Trickling Up: An Expat Economic Theory

The U.S. Trickle-Down economic theory sounds hopelessly pessimistic to me. The word “down” used as an adjective reflects negativity and is downright depressing. It defines a lower position ( Nicaragua has a down economy.), something unable to function (Our electricity is always down!), and someone who is sick. ( My neighbor is down with the flu.)

Therefore, with optimism and enthusiasm, I am going to attempt to explain my expat economic theory of Trickling Up. Just the word “up” sounds so much more encouraging, don’t you agree? If there is one thing I have learned while living in Nicaragua, it is to always be optimistic and encouraging, and lend a hand up when possible.

When we moved to Nicaragua, we received advice from everybody… from how to purify our water to how to bargain like a Nica. Some of the advice was well-received. Other advice, I couldn’t help but wonder about. For example, I was reprimanded by other expats for providing a free lunch for our workers, tipping too much at local restaurants, and paying too much for a taxi. They said, “You are driving up the cost of everything by paying gringo prices willingly.” Or, “The workers will expect the same treatment and pay from us, too.”

I look at it this way. Trickle-Down has never worked in impoverished countries because huge sums of money allocated to government officials never reach those who need it the most. What is wrong with reversing the system of aid by trickling up? The average Nicaraguan earns five dollars a day! Even in Nicaragua, that is well below a level of poverty that defies my understanding of how hard-working families exist.

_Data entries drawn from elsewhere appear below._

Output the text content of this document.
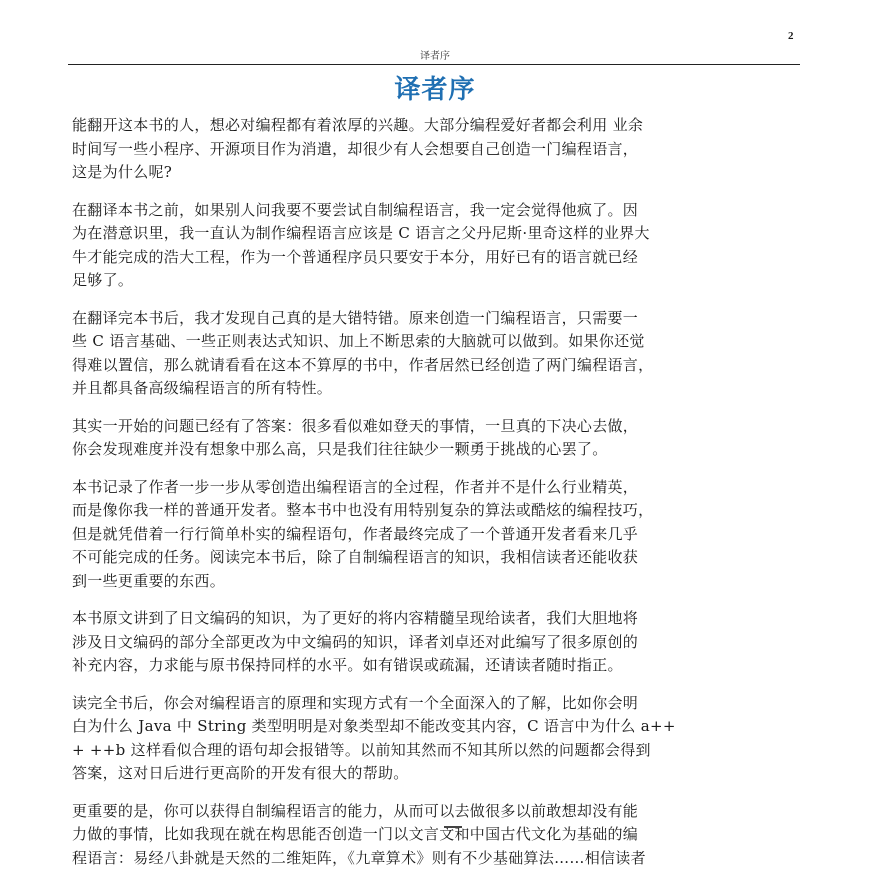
2
译者序
译者序

能翻开这本书的人，想必对编程都有着浓厚的兴趣。大部分编程爱好者都会利用 业余
时间写一些小程序、开源项目作为消遣，却很少有人会想要自己创造一门编程语言，
这是为什么呢?

在翻译本书之前，如果别人问我要不要尝试自制编程语言，我一定会觉得他疯了。因
为在潜意识里，我一直认为制作编程语言应该是 C 语言之父丹尼斯·里奇这样的业界大
牛才能完成的浩大工程，作为一个普通程序员只要安于本分，用好已有的语言就已经
足够了。

在翻译完本书后，我才发现自己真的是大错特错。原来创造一门编程语言，只需要一
些 C 语言基础、一些正则表达式知识、加上不断思索的大脑就可以做到。如果你还觉
得难以置信，那么就请看看在这本不算厚的书中，作者居然已经创造了两门编程语言，
并且都具备高级编程语言的所有特性。

其实一开始的问题已经有了答案：很多看似难如登天的事情，一旦真的下决心去做，
你会发现难度并没有想象中那么高，只是我们往往缺少一颗勇于挑战的心罢了。

本书记录了作者一步一步从零创造出编程语言的全过程，作者并不是什么行业精英，
而是像你我一样的普通开发者。整本书中也没有用特别复杂的算法或酷炫的编程技巧，
但是就凭借着一行行简单朴实的编程语句，作者最终完成了一个普通开发者看来几乎
不可能完成的任务。阅读完本书后，除了自制编程语言的知识，我相信读者还能收获
到一些更重要的东西。

本书原文讲到了日文编码的知识，为了更好的将内容精髓呈现给读者，我们大胆地将
涉及日文编码的部分全部更改为中文编码的知识，译者刘卓还对此编写了很多原创的
补充内容，力求能与原书保持同样的水平。如有错误或疏漏，还请读者随时指正。

读完全书后，你会对编程语言的原理和实现方式有一个全面深入的了解，比如你会明
白为什么 Java 中 String 类型明明是对象类型却不能改变其内容，C 语言中为什么 a++
+ ++b 这样看似合理的语句却会报错等。以前知其然而不知其所以然的问题都会得到
答案，这对日后进行更高阶的开发有很大的帮助。

更重要的是，你可以获得自制编程语言的能力，从而可以去做很多以前敢想却没有能
力做的事情，比如我现在就在构思能否创造一门以文言文和中国古代文化为基础的编
程语言：易经八卦就是天然的二维矩阵，《九章算术》则有不少基础算法……相信读者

Here’s an example of my trickling up theory. We are building an addition to our guest house. We hired Marvin to build a bathroom, dig a new septic tank, and add a new kitchen/living room area…nothing fancy…just small and comfortable for our guests. First, we had Marvin make a list of all the materials he would need and give us a list of the costs of materials. Then, we told Marvin that in the U.S., we usually figure labor costs based on the cost of materials. Labor is usually the same amount as the cost of the materials. The carefully prepared list of materials came to $2,000, so we told Marvin that we would pay him $2,000 for his labor. “That is not how we do it in Nicaragua,” Marvin honestly replied. “We charge $10 a day for the contractor and $5 a day for the helpers.” If we did it Marvin’s way, he and his helpers would make much less and take more time to complete the job.

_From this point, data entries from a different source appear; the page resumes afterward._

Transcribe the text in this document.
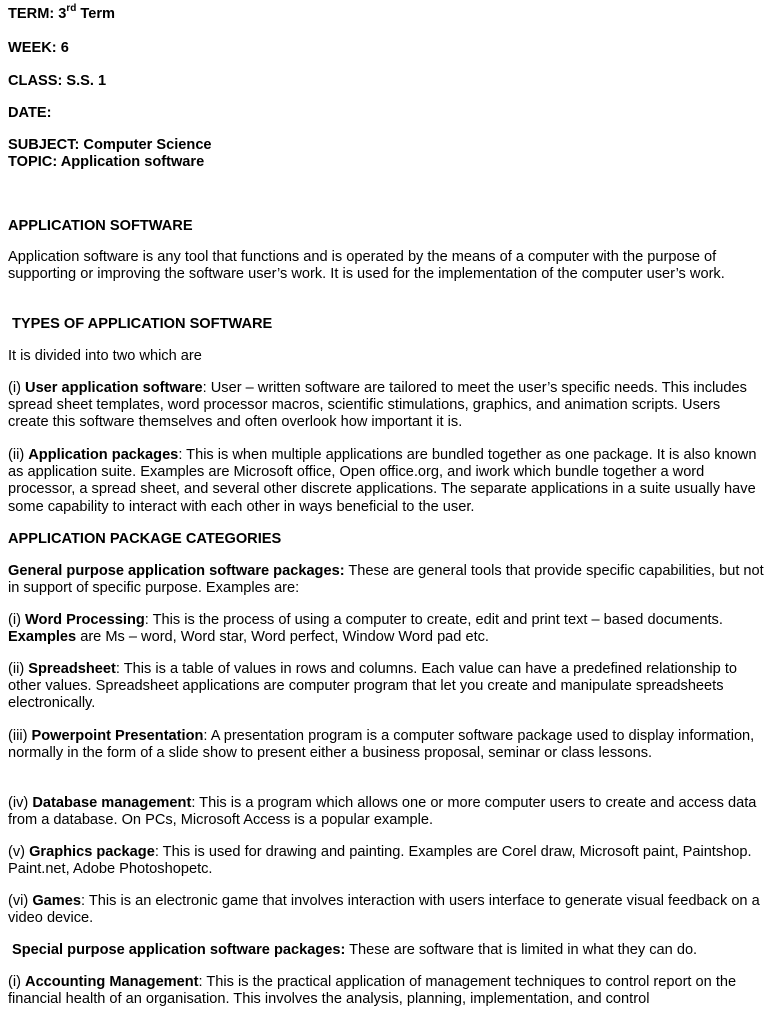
TERM: 3rd Term

WEEK: 6

CLASS: S.S. 1

DATE:

SUBJECT: Computer Science

TOPIC: Application software

APPLICATION SOFTWARE

Application software is any tool that functions and is operated by the means of a computer with the purpose of supporting or improving the software user’s work. It is used for the implementation of the computer user’s work.

TYPES OF APPLICATION SOFTWARE

It is divided into two which are

(i) User application software: User – written software are tailored to meet the user’s specific needs. This includes spread sheet templates, word processor macros, scientific stimulations, graphics, and animation scripts. Users create this software themselves and often overlook how important it is.

(ii) Application packages: This is when multiple applications are bundled together as one package. It is also known as application suite. Examples are Microsoft office, Open office.org, and iwork which bundle together a word processor, a spread sheet, and several other discrete applications. The separate applications in a suite usually have some capability to interact with each other in ways beneficial to the user.

APPLICATION PACKAGE CATEGORIES

General purpose application software packages: These are general tools that provide specific capabilities, but not in support of specific purpose. Examples are:

(i) Word Processing: This is the process of using a computer to create, edit and print text – based documents. Examples are Ms – word, Word star, Word perfect, Window Word pad etc.

(ii) Spreadsheet: This is a table of values in rows and columns. Each value can have a predefined relationship to other values. Spreadsheet applications are computer program that let you create and manipulate spreadsheets electronically.

(iii) Powerpoint Presentation: A presentation program is a computer software package used to display information, normally in the form of a slide show to present either a business proposal, seminar or class lessons.

(iv) Database management: This is a program which allows one or more computer users to create and access data from a database. On PCs, Microsoft Access is a popular example.

(v) Graphics package: This is used for drawing and painting. Examples are Corel draw, Microsoft paint, Paintshop. Paint.net, Adobe Photoshopetc.

(vi) Games: This is an electronic game that involves interaction with users interface to generate visual feedback on a video device.

Special purpose application software packages: These are software that is limited in what they can do.

(i) Accounting Management: This is the practical application of management techniques to control report on the financial health of an organisation. This involves the analysis, planning, implementation, and control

We wrote up a contract, specifying the payments in six weekly installments. Marvin orders the materials with our approval and we pay the bill at the local hardware store. It is a win-win situation for all of the families. Marvin will have enough money to buy more tools and supplies for his business, and meet the needs of his growing family. His son and another friend are his helpers. Marvin can decide how much of a percentage to pay them and knowing Marvin, he will be generous with his percentage.

Marvin and his crew

Trickling up is a fair and sound economic system for expats. We can live comfortably on our retirement savings because the cost of living in Nicaragua is about 1/4 of the cost of living in the states. Our money goes a lot farther here, so why not invest in the future of Nicaragua? Trickling up makes sense to me! With a simple system of accountability and fairness in good labor practices, everybody is happy.